Bons baisers de Lénine de Yan Lianke

Bons baisers de Lénine de Yan Lianke
(Shou Huo)

Catégorie(s) : Littérature => Asiatique

Critiqué par Myrco, le 22 novembre 2012 (village de l'Orne, Inscrite le 11 juin 2011, 75 ans)
La note : 8 étoiles
Moyenne des notes : 8 étoiles (basée sur 2 avis)
Cote pondérée : 5 étoiles (25 692ème position).
Visites : 5 167 

Entre farce et fable : le grand barnum chinois.

Années 1990. Un petit village perdu dans les montagnes du Henan. Là, vivent essentiellement des infirmes, sourds, muets, aveugles, boiteux et autres handicapés qui ont su s'organiser pour jouir d'une vie relativement tranquille rythmée par les travaux des champs sous l'autorité d'une sorte de chef de village, la doyenne Mao Zhi, ancienne combattante de la Révolution.
Un jour, à la "faveur" d'une catastrophe naturelle issue d'un dérèglement climatique-métaphore probable du dérèglement de la société chinoise-survient la visite du chef de district Liu Yingque qui s'est mis en tête le projet délirant de racheter aux russes la momie de Lénine pour en faire l'épicentre d'un parc aménagé à des fins d'exploitation touristique. A travers la réalisation de ce projet de développement qui doit ouvrir aux habitants de son district la voie du bonheur, Liu Yingque poursuit un rêve insensé d'ascension au sein de la hiérarchie politico-administrative doublé de celui d'un culte de la personnalité voué à... sa propre personne.
En découvrant les multiples talents qu'ont développés certains de ces villageois-souvent en compensation de leur handicap-germe dans son esprit une nouvelle idée folle: monter avec eux une troupe de cirque pour recueillir les fonds nécessaires à l'acquisition de la fameuse dépouille.
Il se heurtera à Mao Zhi qui elle, mène son propre combat. Jeune femme, pétrie des idéaux de la Révolution, nouvelle arrivante dans ce village alors totalement oublié et libre, indépendant de toute autorité administrative, elle avait oeuvré de bonne foi pour le relier à la grande aventure collectiviste pleine de promesses... ouvrant hélas la porte à tous les fléaux issus de la politique de Mao: famine, exactions commises au nom de la Révolution Cuturelle... Elle n'aura de cesse de racheter cette erreur en vouant le reste de sa vie à "déjointer" le village du reste de la communauté, à savoir lui rendre son indépendance d'antan. Et ce sera l'enjeu de négociations entre les deux principaux protagonistes de l'histoire, chacun mettant tout en oeuvre pour l'accomplissement de son projet.

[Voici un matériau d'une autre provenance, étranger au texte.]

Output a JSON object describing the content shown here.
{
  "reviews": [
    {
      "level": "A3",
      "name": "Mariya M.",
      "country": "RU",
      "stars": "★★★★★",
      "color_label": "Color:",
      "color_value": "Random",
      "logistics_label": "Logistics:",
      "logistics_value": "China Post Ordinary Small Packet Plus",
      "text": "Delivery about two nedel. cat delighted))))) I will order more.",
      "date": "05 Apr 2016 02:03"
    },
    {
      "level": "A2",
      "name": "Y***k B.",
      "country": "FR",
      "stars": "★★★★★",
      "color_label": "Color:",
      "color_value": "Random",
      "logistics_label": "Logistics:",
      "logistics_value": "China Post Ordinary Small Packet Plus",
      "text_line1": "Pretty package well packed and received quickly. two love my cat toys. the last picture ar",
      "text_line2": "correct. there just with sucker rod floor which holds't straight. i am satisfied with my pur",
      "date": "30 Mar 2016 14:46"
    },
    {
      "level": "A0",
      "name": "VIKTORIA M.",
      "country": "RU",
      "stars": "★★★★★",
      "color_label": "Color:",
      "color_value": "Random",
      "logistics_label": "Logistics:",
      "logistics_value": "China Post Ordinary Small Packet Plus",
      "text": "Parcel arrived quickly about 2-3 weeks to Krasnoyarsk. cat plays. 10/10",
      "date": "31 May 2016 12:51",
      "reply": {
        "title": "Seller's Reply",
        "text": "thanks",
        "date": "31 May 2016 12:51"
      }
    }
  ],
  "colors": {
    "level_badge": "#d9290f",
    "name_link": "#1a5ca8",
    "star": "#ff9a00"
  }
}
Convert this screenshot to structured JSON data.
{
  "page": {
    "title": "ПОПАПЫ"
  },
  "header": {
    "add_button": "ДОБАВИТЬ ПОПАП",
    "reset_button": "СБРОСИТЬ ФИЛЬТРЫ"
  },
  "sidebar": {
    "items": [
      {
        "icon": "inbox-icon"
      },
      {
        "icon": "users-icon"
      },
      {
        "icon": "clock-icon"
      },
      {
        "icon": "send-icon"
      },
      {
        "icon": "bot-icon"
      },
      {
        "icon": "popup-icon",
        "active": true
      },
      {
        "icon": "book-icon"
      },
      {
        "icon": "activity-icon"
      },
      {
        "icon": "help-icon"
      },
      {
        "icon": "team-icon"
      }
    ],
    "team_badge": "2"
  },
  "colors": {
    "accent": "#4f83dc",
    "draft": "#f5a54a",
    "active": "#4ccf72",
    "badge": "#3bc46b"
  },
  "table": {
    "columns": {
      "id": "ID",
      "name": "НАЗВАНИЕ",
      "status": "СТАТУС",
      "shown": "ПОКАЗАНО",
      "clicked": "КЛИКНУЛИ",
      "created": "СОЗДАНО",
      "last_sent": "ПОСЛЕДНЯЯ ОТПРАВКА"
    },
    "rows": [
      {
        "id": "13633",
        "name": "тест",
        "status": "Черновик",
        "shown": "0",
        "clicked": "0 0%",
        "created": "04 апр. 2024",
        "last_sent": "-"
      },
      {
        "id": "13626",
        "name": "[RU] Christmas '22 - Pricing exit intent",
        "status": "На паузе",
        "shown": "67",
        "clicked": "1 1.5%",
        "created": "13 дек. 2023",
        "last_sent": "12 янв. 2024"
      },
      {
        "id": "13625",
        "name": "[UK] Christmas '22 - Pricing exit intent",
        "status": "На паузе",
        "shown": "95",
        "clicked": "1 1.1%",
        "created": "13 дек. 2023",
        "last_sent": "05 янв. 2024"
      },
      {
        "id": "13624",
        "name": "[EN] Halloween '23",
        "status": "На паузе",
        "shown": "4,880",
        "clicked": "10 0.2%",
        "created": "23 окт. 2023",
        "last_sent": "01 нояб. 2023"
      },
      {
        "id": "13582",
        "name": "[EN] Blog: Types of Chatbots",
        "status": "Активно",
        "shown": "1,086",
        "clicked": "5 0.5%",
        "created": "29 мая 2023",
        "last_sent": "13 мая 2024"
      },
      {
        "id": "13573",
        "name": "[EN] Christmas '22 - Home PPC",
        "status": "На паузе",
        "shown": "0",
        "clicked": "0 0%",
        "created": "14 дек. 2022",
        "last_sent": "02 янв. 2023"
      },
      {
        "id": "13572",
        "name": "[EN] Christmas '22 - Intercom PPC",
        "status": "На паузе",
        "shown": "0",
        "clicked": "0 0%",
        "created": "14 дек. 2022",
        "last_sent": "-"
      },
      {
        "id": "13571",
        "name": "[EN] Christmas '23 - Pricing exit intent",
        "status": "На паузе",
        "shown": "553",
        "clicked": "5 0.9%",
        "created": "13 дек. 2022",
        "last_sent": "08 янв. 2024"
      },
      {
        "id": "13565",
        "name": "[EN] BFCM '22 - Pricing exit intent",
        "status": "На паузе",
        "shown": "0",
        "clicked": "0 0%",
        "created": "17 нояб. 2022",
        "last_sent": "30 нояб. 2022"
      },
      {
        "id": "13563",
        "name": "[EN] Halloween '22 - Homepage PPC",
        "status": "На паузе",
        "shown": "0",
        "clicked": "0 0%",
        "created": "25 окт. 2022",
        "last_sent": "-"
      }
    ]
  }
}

Benaise -c'est le nom du village-cela renvoie aussi à la notion de joie (d'ailleurs en chinois, le livre s'intitule "La joie de vivre") ; "être benaise" signifierait "être content" , "s'en donner à coeur joie "en dialecte local, et c'est l'angle qu'a choisi l'auteur pour nous entraîner, de péripétie en péripétie dans ce récit abracadabrant qui tient à la fois de la farce et de la fable. Usant de l'outrance et de la démesure, du toujours plus avec jubilation, il stigmatise ainsi, plus librement sans doute qu'il n'aurait pu le faire autrement, ce nouveau visage de la Chine d'aujourd'hui où tout s'achète et tout se vend sans plus aucun respect pour rien.
Néanmoins, le roman ne joue pas que sur ce registre qui, je l'avoue, n'a pas toujours maintenu mon intérêt. Derrière la mascarade réapparaît souvent le sordide, cette sensibilité au côté sombre de la nature humaine qui semble constituer l'une des caractéristiques dominantes de Yan Lianke mais aussi parfois l'émotion et la tendresse (la si touchante scène irréaliste des chiens éclopés par exemple).
En outre, la trame principale est entrecoupée, c'est là une originalité de la construction, de "commentaires" de l'auteur qui viennent casser la linéarité du récit et peuvent entraver sa fluidité, voire au départ déconcerter le lecteur. Ces commentaires renvoient soit à des définitions de mots ou expressions souvent savoureuses supposées dialectales dont il semble qu'elles doivent beaucoup à l'inventivité de l'écrivain (saluons à ce sujet le travail remarquable de la traductrice Sylvie Gentil) , soit à des légendes et surtout à des épisodes souvent dramatiques qui s'inscrivent dans l'Histoire récente de la Chine et éclairent l'histoire du village et celle des principaux protagonistes, commentaires qui font de ce fait partie intégrante du corps du récit et ne sauraient être contournés.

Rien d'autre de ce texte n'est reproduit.